The "March for Pulse," conducted Tuesday morning by the Mothers Demand Action for Gun Sense in America advocacy group, sought to demand a special session of the Florida legislature to discuss a policy that would prevent people on the federal “no-fly” list and other terror watch lists from purchasing firearms.
“This isn’t inspired by the Pulse shooting, per se,” said protest organizer Ayme Levy. “Rather, the Pulse massacre and other mass shootings are a culmination of events that lead us to action against gun violence.”
Starting at Florida Senate President Andy Gardiner’s office and ending at Florida District 47 Rep. Mike Miller’s office, the protest asked for both legislators to address their concerns.
Both offices had letters on their doors claiming they were in meetings.
“What meeting is more important than the destruction of lives that happened right here?” said Henry Lim, one of several opponents for Miller’s seat in the House in attendance.
Meanwhile, Sen.

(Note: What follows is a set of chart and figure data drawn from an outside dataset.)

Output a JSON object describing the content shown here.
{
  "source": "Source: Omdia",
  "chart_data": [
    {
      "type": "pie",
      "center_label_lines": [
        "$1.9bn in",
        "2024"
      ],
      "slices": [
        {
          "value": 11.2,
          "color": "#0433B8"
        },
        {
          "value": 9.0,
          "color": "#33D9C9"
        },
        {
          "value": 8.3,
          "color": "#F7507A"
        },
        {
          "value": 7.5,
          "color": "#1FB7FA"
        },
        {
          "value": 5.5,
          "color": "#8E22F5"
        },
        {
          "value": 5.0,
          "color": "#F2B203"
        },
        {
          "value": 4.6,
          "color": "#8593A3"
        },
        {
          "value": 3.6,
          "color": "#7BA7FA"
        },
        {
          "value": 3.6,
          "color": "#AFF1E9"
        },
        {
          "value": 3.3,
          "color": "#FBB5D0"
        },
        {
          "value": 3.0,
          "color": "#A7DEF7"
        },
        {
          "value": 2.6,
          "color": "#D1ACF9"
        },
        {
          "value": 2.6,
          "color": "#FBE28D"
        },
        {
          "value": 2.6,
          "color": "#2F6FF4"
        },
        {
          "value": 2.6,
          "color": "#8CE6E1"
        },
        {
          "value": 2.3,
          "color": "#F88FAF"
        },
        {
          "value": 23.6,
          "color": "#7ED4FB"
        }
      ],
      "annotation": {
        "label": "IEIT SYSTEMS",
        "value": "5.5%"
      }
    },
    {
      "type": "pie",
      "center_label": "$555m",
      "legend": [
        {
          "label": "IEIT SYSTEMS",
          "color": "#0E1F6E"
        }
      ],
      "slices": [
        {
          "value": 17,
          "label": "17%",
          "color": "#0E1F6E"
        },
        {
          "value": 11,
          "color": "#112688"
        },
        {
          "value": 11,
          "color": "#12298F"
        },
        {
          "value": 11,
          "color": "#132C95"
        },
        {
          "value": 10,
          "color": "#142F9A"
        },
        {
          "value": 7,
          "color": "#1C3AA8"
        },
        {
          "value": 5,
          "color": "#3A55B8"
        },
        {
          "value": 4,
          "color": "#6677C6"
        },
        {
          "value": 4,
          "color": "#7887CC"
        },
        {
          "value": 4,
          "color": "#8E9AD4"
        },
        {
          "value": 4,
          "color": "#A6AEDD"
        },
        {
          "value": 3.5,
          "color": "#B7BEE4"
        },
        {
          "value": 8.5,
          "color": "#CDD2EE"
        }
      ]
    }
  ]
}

Jared Soto and Rep. Jared Moskowitz held a press conference in front of the Orlando courthouse, where they and other Florida Democratic leaders turned over 40 letters calling for the special session.

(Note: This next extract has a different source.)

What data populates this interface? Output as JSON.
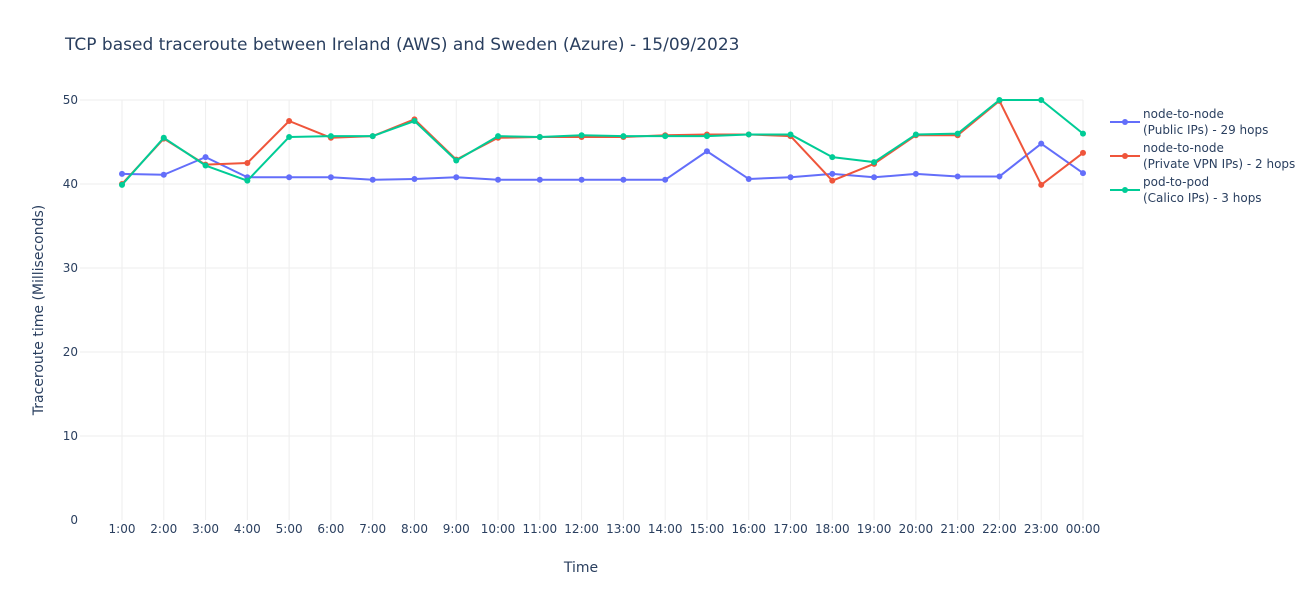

The call for “no fly, no buy” legislation isn’t unique to Florida. Last week, a congressional House committee struck down a “no fly, no buy” amendment to existing gun legislation. The Senate struck down a similar proposal days before, and several state legislatures have attempted such legislation to no avail.
The policy has been criticized by the National Rifle Association for its infringement on the Second Amendment. Civil rights advocates have also taken issue with it because of the no-fly list’s questionable accuracy, disproportionate targeting of Muslims and secretive operations. The American Civil Liberties Union (ACLU) has stated that the number of people placed on terrorist watch lists without an adequate factual basis is in the tens of thousands.
“We worry that it will disproportionately target members of the Muslim community,” said Muslim civil rights attorney Zahra Billoo during an interview with Fusion. “We know that many of these mass shooters have not been on these terror watch lists because they are not people of color. They are not Muslim.”
Florida Democrats maintain that these criticisms are the basis of reform within the terror watch list’s policies, not an excuse to ignore common sense gun reform.
“The fact of the matter is, if the government has deemed someone too dangerous to get on a plane and fly from here to Tallahassee, then that person should also be too dangerous to own a deadly weapon,” Moskowitz said.
The Florida House will vote on the special session in the coming days, but incoming Minority Leader Janet Cruz estimates that the chances of the special session are “one in a million.”